In the meantime Stalin was consolidating his hold on the part of Poland that the Soviet Union had annexed under the Ribbentrop - Molotov pact by deporting to Siberia anyone thought likely to resist the annexation . By the time Hitler attacked the Soviet Union on 22nd June 1941 close to a million Poles had been deported. Germany’s attack on the Soviets brought them into the Allied camp together with Britain and Poland, consequently, Stalin agreed to a Polish army being formed in the USSR. A so called “amnesty” for all Poles in Prisoner of War Camps, NKVD Prisons and in Soviet Exile was declared and all those who heard of the “amnesty”, and were able to undertake the journey, set out for the recruitment centres. In 1942 the army and its dependents left the Soviet Union for Persia (Iran) to be re-equipped and made ready for battle. The Polish Armed Forces in Exile thus became the third largest fighting force in the West after Britain and America. Their Battle Honours include Narvik, the Battle of Britain, Battle of the Atlantic, Tobruk, Monte Cassino, Normandy and Arnhem.

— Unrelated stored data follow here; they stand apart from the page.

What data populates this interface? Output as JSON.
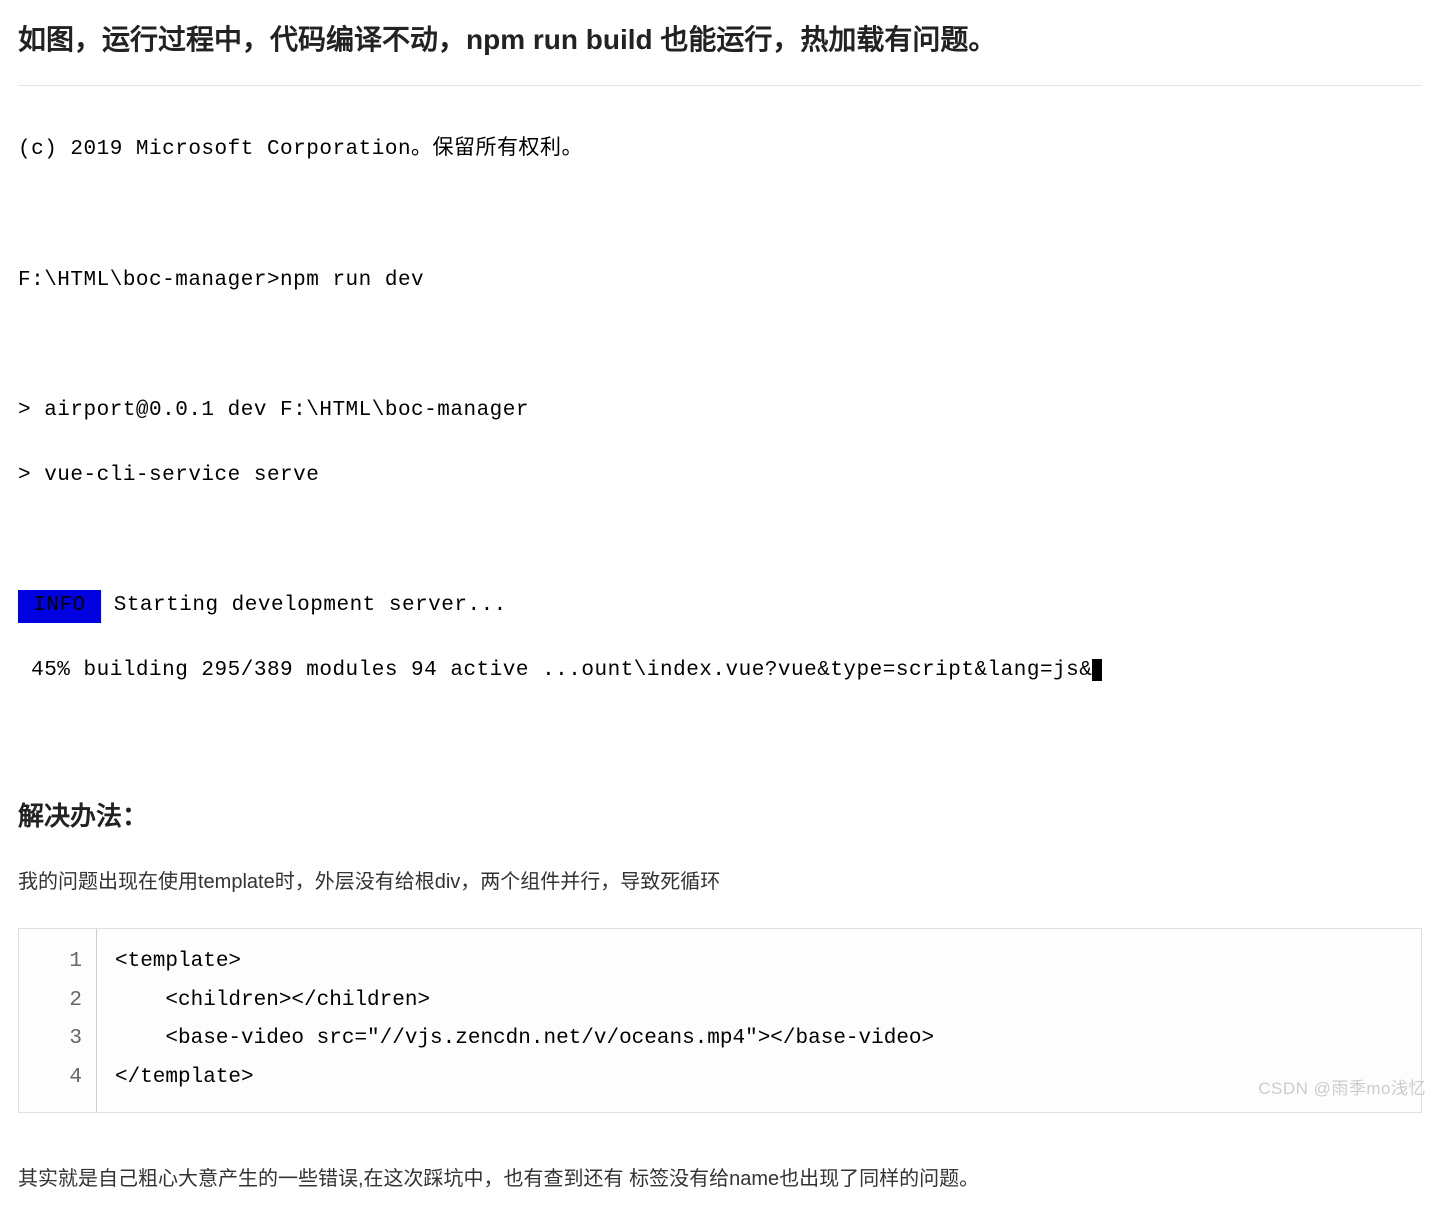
{
  "article": {
    "title": "如图，运行过程中，代码编译不动，npm run build 也能运行，热加载有问题。",
    "terminal": {
      "copyright": "(c) 2019 Microsoft Corporation。保留所有权利。",
      "prompt": "F:\\HTML\\boc-manager>npm run dev",
      "line1": "> airport@0.0.1 dev F:\\HTML\\boc-manager",
      "line2": "> vue-cli-service serve",
      "info_badge": " INFO ",
      "info_text": " Starting development server...",
      "build_text": " 45% building 295/389 modules 94 active ...ount\\index.vue?vue&type=script&lang=js&"
    },
    "solution_heading": "解决办法：",
    "solution_text": "我的问题出现在使用template时，外层没有给根div，两个组件并行，导致死循环",
    "code": {
      "lines": [
        "<template>",
        "    <children></children>",
        "    <base-video src=\"//vjs.zencdn.net/v/oceans.mp4\"></base-video>",
        "</template>"
      ]
    },
    "closing_text": "其实就是自己粗心大意产生的一些错误,在这次踩坑中，也有查到还有 标签没有给name也出现了同样的问题。"
  },
  "watermark": "CSDN @雨季mo浅忆"
}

The political settlement between Roosevelt, Stalin and Churchill meant that when the war ended the Soviets annexed Eastern Poland and incorporated it into the Soviet Union while the rest of Poland became a puppet state with a communist government imposed by Russia. The vast majority of Poles rejected this settlement and chose to remain in the West where they could continue the political struggle for an independent Poland while maintaining their language, culture, and traditions for an eventual return to their homeland.
Some 250,000 Poles chose to remain in Britain and were joined by their families and dependents from wherever the fortunes of war had left them. By far the largest number were those who, having escaped from Siberia with the Polish Army in 1942, had spent the war in Displaced Persons camps set up by the British in India and West Africa. The only way such numbers could be accommodated was by placing them in camps recently vacated by the Americans and Canadians.
There were many such camps in the UK most were built in the early 40s in rural areas, often in the grounds of large country estates, as Military Hospitals, Army Bases and Airfields. A Polish Resettlement Corps (PRC) was raised in 1946 as a corps of the British Army into which Poles were enlisted for the period of their demobilization up to 1948.
The camps in the UK were given up by the MOD for housing Polish Families and they were administered by a number of organisations; National Assistance Board, Local Authorities and the National Service Hostels Corporation being the principal ones.